The War Room: When One Customer Nearly Broke the Internet

 

The War Room: When One Customer Nearly Broke the Internet

Inside the room where the internet gets saved. A dramatized account of the four-hour crisis between Cloudflare and AWS.


Aaron Rose

Aaron Rose       
Software Engineer & Technology Writer


The War Room: Inside Cloudflare's August 21 Crisis

The technical report from Cloudflare's August 21, 2025, network incident is a masterclass in post-mortem analysis. It details the cascade of events that caused severe congestion between their infrastructure and AWS us-east-1, affecting thousands of customers for four hours. But what the report doesn't capture is the human story—the fear, the controlled chaos, and the split-second decisions made inside the war room. This is my imagined account of what that day might have been like.


5:22 PM UTC - Conference Room Zulu

The war room at Cloudflare's San Francisco headquarters buzzed with the nervous energy of controlled chaos. Multiple monitors displayed cascading graphs, network topology diagrams, and real-time metrics that painted an increasingly alarming picture. Harvey Chen, Principal Engineering Manager and today's Incident Commander, stood at the head of the table like a general surveying a battlefield.

"Alright people, let's cut through the noise," Harvey announced, his voice carrying that particular brand of confidence that only comes from having weathered dozens of these storms. "We don't have problems here—we have solutions we haven't implemented yet. Talk to me."

At his laptop, Mike Rodriguez, a 26-year-old Site Reliability Engineer just eight months into his job, was glued to his screen. His fingers flew across the keyboard, a flurry of motion that belied the calm focus of a gamer in a high-stakes tournament. He lived and breathed packet flows.

"Harvey, this is unlike anything I've seen," Mike said, not looking up from his screen. "At 4:27 PM we saw traffic from AWS us-east-1 double—no, triple—in the span of minutes. But it's not distributed traffic. This is concentrated. One customer, pulling massive amounts of cached data."

"Define massive," Harvey said, walking over to peer at Mike's monitor.

"We're talking terabytes per minute. They're requesting objects from our cache like they're trying to download the entire internet." Mike's cursor traced the spike on his graph. "Our direct peering links with AWS are completely saturated. Queue depths are through the roof."

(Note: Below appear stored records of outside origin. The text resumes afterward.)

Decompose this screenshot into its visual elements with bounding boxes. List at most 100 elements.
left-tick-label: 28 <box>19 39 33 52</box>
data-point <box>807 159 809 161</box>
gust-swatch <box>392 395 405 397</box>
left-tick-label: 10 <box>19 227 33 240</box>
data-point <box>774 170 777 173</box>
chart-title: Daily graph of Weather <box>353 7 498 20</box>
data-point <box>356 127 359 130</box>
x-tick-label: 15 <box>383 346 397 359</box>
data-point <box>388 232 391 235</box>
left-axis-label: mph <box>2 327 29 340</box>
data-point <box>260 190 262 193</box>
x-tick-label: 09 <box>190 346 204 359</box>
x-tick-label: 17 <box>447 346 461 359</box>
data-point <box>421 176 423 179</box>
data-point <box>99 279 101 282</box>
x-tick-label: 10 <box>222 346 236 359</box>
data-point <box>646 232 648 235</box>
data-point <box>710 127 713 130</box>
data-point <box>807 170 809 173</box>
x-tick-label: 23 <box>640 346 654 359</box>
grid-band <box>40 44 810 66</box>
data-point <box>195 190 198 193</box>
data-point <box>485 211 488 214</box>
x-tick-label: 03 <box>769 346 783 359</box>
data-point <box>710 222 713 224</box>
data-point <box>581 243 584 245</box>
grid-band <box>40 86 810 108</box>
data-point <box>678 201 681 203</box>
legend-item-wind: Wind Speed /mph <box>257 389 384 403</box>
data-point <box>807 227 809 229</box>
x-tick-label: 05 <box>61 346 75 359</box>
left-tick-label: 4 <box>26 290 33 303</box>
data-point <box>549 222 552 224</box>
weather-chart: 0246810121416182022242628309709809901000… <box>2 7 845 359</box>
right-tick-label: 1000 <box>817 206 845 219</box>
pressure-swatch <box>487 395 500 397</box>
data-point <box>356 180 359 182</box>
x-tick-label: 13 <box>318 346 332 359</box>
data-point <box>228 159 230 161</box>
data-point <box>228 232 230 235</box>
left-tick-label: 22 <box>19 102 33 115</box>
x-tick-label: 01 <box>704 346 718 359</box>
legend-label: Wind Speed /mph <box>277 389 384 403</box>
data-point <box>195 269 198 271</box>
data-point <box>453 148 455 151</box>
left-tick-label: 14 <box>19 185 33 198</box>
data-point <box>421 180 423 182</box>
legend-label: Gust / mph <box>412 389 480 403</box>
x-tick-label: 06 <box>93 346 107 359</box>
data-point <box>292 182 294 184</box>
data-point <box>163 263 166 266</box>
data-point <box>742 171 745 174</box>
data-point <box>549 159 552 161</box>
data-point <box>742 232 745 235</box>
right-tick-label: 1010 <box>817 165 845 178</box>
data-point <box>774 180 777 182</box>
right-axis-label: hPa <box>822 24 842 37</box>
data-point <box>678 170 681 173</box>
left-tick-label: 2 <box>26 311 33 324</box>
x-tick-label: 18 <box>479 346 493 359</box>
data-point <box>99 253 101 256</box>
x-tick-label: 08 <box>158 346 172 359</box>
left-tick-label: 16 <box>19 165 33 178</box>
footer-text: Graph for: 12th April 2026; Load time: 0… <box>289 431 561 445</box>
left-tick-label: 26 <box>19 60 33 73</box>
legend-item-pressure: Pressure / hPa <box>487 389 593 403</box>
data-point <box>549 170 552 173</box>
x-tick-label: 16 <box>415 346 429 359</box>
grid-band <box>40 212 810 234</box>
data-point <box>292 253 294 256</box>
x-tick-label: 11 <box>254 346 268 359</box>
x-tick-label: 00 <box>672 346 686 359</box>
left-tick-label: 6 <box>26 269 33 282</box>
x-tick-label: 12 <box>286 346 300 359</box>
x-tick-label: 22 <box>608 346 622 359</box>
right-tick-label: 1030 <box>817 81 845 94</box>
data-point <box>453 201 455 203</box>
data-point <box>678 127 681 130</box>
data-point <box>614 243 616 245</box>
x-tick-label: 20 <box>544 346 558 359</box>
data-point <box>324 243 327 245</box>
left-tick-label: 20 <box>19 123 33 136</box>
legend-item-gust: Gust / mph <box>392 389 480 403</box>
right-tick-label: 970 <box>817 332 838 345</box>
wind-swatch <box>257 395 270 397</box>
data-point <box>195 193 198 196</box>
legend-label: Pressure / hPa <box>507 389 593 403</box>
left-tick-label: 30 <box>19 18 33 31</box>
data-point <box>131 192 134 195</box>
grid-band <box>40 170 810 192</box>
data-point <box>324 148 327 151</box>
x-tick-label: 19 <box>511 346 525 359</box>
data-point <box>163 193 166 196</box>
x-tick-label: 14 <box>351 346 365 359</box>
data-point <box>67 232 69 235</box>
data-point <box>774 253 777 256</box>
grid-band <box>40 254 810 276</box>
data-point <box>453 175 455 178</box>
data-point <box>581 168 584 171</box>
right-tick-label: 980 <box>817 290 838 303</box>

Donna Kim, Senior Operations Manager and the unofficial nerve center of any crisis, looked up from her three phones and two laptops. She had the uncanny ability to manage executive communications, customer escalations, and vendor coordination simultaneously while still being two steps ahead of everyone else in the room.

"I've already got AWS on standby," she said before anyone could ask. "Their network team is seeing the same congestion we are. Oh, and Harvey? Marketing wants to know if they should prepare a statement."

"Tell Marketing to prepare for success, not failure," Harvey replied smoothly. "We're going to fix this."

From the corner of the room, Louis Steinberg, Senior Infrastructure Engineer, was hunched over his workstation running what appeared to be seventeen different diagnostic scripts. His three monitors showed packet traces, BGP route tables, and network latency heatmaps. Louis was brilliant, but he had the unfortunate habit of catastrophizing during incidents.

"This is bad, Harvey. This is really, really bad," Louis muttered, running his hands through his hair. "I'm seeing packet loss across multiple peering points. And look—" He pointed at his screen with a trembling finger. "The DCI link to our offsite interconnect is running at 95% capacity. We're one failed component away from complete service degradation."

Harvey walked over and put a reassuring hand on Louis's shoulder. "Louis, breathe. What's the actual customer impact?"

"Latency is through the roof. Timeouts are spiking. Customers with origins in AWS us-east-1 are basically dead in the water," Louis replied, pulling up another dashboard. "Our SLO metrics are in free fall."

Mike suddenly straightened up, his eyes widening as he stared at his screen. "Guys... AWS just started withdrawing BGP prefixes. They're trying to reroute traffic away from the congested links."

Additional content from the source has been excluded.